Though some would question the Scotts’ decision to jump the broom, given their desire to see other people outside of their union, Tony, 44, says the reason they married is simple. “I fell in love with her ten days after we met online, sight unseen,” he says. “She was a Black woman who was into Star Trek and computers just like me, and we just clicked.”
Yet meeting the love of his life didn’t mean Tony wouldn’t date other women. The couple always have a say in each other’s potential lovers. “If I meet someone I think could be my girlfriend, I’ll bring her home and introduce her to my wife, and they’ll get to know each other. And the same thing with her,” Tony says. “I know her boyfriend. We go out and get beers and play pool. It’s just a really interesting dynamic. I’m not worried, because we know who the other is sleeping with.”

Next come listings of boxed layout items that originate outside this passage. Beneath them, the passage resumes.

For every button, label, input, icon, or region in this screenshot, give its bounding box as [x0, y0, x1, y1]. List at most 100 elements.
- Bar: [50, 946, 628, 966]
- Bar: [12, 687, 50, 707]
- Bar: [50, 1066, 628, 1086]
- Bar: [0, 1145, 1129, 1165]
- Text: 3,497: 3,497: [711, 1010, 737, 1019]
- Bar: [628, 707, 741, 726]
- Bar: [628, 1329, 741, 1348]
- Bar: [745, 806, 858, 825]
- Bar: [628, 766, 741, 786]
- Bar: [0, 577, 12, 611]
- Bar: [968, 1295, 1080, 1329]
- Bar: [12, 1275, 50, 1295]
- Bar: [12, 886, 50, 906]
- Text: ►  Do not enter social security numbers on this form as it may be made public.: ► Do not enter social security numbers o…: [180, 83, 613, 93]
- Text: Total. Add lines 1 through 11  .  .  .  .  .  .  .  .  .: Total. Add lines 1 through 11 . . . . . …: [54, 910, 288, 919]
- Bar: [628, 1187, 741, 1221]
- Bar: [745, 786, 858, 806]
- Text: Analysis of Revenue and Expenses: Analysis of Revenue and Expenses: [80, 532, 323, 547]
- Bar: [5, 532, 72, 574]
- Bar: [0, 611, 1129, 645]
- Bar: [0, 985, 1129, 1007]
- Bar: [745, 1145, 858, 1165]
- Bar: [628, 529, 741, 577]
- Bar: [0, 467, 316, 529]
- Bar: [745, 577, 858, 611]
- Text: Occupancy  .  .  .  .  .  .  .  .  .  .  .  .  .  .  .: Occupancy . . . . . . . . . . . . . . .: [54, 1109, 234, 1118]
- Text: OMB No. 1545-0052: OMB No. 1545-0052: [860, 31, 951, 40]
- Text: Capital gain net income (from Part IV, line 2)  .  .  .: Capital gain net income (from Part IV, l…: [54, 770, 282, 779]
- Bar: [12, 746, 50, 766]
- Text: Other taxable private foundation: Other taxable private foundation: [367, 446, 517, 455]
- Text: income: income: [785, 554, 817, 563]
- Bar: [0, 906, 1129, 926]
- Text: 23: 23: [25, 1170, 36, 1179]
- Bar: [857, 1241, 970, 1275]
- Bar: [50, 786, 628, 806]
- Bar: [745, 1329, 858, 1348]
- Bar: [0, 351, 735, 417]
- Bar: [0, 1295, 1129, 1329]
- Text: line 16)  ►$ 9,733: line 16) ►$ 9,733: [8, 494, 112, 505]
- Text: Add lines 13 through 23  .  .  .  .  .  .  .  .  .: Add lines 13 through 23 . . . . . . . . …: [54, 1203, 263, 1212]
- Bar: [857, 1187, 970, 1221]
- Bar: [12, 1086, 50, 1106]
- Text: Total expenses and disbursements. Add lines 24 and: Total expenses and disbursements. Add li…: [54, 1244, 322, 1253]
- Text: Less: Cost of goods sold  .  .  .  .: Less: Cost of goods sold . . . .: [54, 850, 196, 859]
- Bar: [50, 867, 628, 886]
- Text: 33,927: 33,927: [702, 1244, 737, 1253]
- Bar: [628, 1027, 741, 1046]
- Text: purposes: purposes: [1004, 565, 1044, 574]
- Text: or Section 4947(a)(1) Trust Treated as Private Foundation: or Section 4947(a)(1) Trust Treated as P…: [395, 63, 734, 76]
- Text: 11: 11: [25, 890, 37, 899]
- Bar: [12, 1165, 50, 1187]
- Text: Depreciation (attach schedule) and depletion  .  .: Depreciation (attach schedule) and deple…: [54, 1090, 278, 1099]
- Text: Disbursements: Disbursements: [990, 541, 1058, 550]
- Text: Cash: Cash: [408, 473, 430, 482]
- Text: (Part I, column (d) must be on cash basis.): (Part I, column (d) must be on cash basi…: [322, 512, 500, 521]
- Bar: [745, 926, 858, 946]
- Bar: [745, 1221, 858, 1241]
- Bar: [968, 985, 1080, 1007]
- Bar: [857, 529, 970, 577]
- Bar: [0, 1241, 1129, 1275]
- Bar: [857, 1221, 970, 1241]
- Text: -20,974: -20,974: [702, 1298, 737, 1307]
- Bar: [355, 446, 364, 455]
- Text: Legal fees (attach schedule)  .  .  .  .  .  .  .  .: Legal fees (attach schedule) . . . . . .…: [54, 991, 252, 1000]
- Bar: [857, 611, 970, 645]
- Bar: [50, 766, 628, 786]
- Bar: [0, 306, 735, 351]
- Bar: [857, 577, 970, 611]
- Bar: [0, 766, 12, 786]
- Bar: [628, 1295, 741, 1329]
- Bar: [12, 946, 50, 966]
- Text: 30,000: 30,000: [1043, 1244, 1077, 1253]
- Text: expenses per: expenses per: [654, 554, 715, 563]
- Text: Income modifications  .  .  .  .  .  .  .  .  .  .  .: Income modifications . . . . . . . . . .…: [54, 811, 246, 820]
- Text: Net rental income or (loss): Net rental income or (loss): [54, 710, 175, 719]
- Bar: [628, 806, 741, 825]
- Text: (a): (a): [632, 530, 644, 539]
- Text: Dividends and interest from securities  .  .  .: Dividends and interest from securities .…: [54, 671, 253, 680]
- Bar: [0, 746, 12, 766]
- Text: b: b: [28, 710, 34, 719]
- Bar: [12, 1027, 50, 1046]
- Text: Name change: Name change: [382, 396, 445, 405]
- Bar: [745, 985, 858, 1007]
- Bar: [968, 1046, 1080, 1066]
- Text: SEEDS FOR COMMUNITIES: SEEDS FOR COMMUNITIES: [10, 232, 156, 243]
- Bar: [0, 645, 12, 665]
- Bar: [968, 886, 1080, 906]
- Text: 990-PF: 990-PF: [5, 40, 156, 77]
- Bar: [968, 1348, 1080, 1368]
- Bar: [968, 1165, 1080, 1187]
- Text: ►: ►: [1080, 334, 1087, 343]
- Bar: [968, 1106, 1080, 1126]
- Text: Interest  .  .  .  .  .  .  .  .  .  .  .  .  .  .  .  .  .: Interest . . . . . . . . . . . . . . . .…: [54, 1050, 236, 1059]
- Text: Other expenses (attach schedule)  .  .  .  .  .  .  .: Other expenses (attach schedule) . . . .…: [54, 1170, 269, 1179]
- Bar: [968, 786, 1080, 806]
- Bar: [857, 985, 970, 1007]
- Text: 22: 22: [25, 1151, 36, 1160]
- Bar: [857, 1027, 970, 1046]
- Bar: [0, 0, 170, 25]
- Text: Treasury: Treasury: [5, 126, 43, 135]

According to Faith, the arrangement also allows them to be their best selves. “We’re crafting lives we love, and we love living them together,” she explains. “You can’t do that if you’re locking somebody down or stopping their freedom to express themselves and be who they want to be.”
Tartt says couples like the Scotts who successfully maintain open relationships are the exception, not the rule. “There are some healthy couples out there that are polyamorous, but they are few and far between,” he says. “A marriage is supposed to be closed. Sharing emotional intimacy with a third party takes away from your partner.”
When it comes to a happy marriage, there is no one-size-fits-all approach, but if you’re thinking of opening your union to others, Tartt has this to say: “Try it if you want, but there’s a strong chance you may kill your relationship.”
*Names changed to protect subjects’ privacy.
This story originally appears in the March 2016 issue of ESSENCE.